Wednesday, October 19, 2011

Six months left in the adoption pool

In six months time we will have our answer. The waiting game will be over - we will either be adoptive parents - or not (once our file expires).

I'm at the point now of living life regardless of what happens. As time has gone on, I have let go of the outcome and have settled into life as it stands today.

Yet, change is in the air.

Yesterday I spoke to our social worker as a Birth Mum in Dunedin wants to view profiles from around the South Island. So this weekend our profile is going on a field trip! I know we will be one of several profiles that the Birth Mum will be looking at - but it is exciting to have the opportunity to be viewed.

Our social worker said to call her next week if we hadn't heard anything. In other words, if we got picked as adoptive parents for this baby girl that apparently arrived early, then we'd hear from our social worker. If we don't hear from her, we obviously didn't get picked. But our social worker said it is still good to touch base anyway to see if there was any feedback from the Birth Mum.

I have to admit, despite what I've declared above about being at peace with it all, I have been a bit triggered since we got this news. I have dreamed a little about travelling down to Dunedin to meet the baby girl and the Birth Mum. It is a possibility and dreams are free, afterall...

Interestingly I was in town recently and saw babies everywhere and this time round it wasn't a case of "Why not me?" it was more a case of "Is a baby the right thing for us?"

For reasons that are too personal even for this blog, I cannot disclose exactly what is going on with me except to say a lot of soul-searching about my life and the way I want to live it. Who knows if a baby is the right fit at this point.

We recently had family visit which meant we had my nine year old half-sister here for five nights. She has her own issues and a lot of behavioural problems. It was incredibly stressful and challenging having her stay. My husband I have agreed that as far as fostering goes; we aren't prepared to foster a child who is older than our daughter as it was a confusing time for her.

When I picked up my relatives from the airport a woman who was in the same antenatal yoga class as me was there picking up her husband. She told me she was pregnant with her fourth child. Her first child is my daughter's age - six - and is in the same class at school.

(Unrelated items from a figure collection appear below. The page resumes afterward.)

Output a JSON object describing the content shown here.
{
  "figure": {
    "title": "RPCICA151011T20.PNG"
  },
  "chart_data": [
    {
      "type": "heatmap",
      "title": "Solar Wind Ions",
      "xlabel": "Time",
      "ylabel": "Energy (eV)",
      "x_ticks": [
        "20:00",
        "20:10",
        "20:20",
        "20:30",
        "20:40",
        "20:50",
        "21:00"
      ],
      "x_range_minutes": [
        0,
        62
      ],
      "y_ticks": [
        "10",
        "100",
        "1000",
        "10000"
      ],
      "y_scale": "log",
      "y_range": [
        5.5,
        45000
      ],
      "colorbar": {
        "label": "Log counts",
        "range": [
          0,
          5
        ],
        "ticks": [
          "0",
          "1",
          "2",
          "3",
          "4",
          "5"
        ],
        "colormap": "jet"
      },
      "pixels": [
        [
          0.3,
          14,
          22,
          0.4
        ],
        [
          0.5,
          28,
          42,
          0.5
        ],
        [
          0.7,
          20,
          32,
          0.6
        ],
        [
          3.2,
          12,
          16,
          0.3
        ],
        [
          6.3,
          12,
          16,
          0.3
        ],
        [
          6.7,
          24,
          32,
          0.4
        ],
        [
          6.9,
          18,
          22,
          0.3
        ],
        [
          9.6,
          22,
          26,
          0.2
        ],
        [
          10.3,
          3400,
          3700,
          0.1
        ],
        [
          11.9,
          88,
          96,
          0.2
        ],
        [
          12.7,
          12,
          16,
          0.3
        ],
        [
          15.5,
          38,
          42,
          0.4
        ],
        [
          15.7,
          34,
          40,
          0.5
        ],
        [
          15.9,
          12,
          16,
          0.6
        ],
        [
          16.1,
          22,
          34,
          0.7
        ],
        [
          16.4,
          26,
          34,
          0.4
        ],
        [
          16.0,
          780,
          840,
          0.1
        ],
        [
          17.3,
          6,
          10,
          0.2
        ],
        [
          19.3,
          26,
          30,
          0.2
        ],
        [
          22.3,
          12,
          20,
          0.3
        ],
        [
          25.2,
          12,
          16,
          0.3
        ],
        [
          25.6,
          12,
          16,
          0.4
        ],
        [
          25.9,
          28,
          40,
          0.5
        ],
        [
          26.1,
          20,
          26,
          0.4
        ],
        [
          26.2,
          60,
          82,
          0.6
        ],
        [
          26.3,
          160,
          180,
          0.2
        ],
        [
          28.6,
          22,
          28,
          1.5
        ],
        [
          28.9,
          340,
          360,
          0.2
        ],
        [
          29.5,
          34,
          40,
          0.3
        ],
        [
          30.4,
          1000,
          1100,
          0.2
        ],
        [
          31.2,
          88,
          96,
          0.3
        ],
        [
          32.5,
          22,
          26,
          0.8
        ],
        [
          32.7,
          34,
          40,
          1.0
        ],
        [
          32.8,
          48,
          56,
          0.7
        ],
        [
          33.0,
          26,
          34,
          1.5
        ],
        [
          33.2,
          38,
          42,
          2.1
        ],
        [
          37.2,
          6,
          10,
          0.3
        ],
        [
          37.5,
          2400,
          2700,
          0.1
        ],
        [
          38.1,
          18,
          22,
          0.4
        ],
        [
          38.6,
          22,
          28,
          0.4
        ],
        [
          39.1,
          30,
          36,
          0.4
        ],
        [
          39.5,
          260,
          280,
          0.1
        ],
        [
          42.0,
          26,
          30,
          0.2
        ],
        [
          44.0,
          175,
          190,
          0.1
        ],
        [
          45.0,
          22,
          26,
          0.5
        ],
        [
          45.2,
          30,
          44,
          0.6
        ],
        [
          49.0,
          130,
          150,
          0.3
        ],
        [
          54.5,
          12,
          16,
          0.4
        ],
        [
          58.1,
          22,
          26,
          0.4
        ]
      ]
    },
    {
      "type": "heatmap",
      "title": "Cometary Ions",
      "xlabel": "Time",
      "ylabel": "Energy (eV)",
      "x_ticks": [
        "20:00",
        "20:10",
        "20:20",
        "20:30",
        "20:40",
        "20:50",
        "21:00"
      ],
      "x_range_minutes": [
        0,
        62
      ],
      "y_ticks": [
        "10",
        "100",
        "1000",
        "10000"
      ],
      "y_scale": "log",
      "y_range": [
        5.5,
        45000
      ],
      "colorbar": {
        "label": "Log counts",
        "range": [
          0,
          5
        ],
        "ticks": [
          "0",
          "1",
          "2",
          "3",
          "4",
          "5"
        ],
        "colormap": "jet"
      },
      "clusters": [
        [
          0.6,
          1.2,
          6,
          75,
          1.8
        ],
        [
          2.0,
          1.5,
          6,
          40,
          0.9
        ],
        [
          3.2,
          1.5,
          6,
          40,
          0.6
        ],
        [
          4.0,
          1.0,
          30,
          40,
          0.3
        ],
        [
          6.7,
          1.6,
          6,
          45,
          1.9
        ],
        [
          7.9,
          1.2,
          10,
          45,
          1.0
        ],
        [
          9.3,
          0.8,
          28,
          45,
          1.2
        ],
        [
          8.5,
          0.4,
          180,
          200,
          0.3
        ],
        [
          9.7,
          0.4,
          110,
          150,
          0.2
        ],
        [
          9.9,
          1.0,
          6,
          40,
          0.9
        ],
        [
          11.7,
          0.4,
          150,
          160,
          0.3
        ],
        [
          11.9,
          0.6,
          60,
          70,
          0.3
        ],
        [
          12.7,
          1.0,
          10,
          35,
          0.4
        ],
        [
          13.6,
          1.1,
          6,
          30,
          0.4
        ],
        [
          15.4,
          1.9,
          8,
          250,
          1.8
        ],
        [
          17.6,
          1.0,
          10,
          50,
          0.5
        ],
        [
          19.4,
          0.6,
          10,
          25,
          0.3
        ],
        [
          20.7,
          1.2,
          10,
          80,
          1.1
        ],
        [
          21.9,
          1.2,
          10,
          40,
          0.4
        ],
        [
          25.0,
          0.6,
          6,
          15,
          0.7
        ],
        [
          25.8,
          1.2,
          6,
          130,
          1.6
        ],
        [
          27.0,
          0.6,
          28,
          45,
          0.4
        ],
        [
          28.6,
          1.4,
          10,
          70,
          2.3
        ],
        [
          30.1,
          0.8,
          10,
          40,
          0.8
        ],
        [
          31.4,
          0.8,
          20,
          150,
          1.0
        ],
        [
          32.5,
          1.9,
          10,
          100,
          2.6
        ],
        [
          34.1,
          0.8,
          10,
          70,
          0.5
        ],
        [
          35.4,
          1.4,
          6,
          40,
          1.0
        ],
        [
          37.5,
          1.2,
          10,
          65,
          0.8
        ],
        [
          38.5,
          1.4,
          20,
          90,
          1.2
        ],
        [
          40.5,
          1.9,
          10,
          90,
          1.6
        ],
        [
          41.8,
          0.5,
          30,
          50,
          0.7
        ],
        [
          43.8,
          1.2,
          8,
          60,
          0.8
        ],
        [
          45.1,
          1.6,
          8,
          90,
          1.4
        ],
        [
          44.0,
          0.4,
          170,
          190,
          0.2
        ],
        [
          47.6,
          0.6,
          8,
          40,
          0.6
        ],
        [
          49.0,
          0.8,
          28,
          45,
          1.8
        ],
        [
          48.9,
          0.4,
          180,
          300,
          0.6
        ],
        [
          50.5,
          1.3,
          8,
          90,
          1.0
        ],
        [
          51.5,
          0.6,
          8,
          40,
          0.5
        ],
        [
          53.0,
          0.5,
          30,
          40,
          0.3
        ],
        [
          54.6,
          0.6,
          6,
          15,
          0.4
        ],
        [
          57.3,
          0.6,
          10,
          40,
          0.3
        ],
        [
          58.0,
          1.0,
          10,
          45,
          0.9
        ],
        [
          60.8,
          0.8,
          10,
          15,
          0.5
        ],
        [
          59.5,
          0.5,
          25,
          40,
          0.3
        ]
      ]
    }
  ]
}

I no longer know if motherhood for the second time round is part of my destiny. I am leaving it all up to God now. Perhaps a life much different to the one I had dreamed of and planned for is waiting just around the corner. I will just have to wait and see.

1 comment:

Heather said...

I'm thinking really good thoughts for you. I agree that God decides what he has in store for us. We can do everything we can to ask for what we want and help the outcome, but in the end, it is up to Him. (((Hugs))) and very well wishes!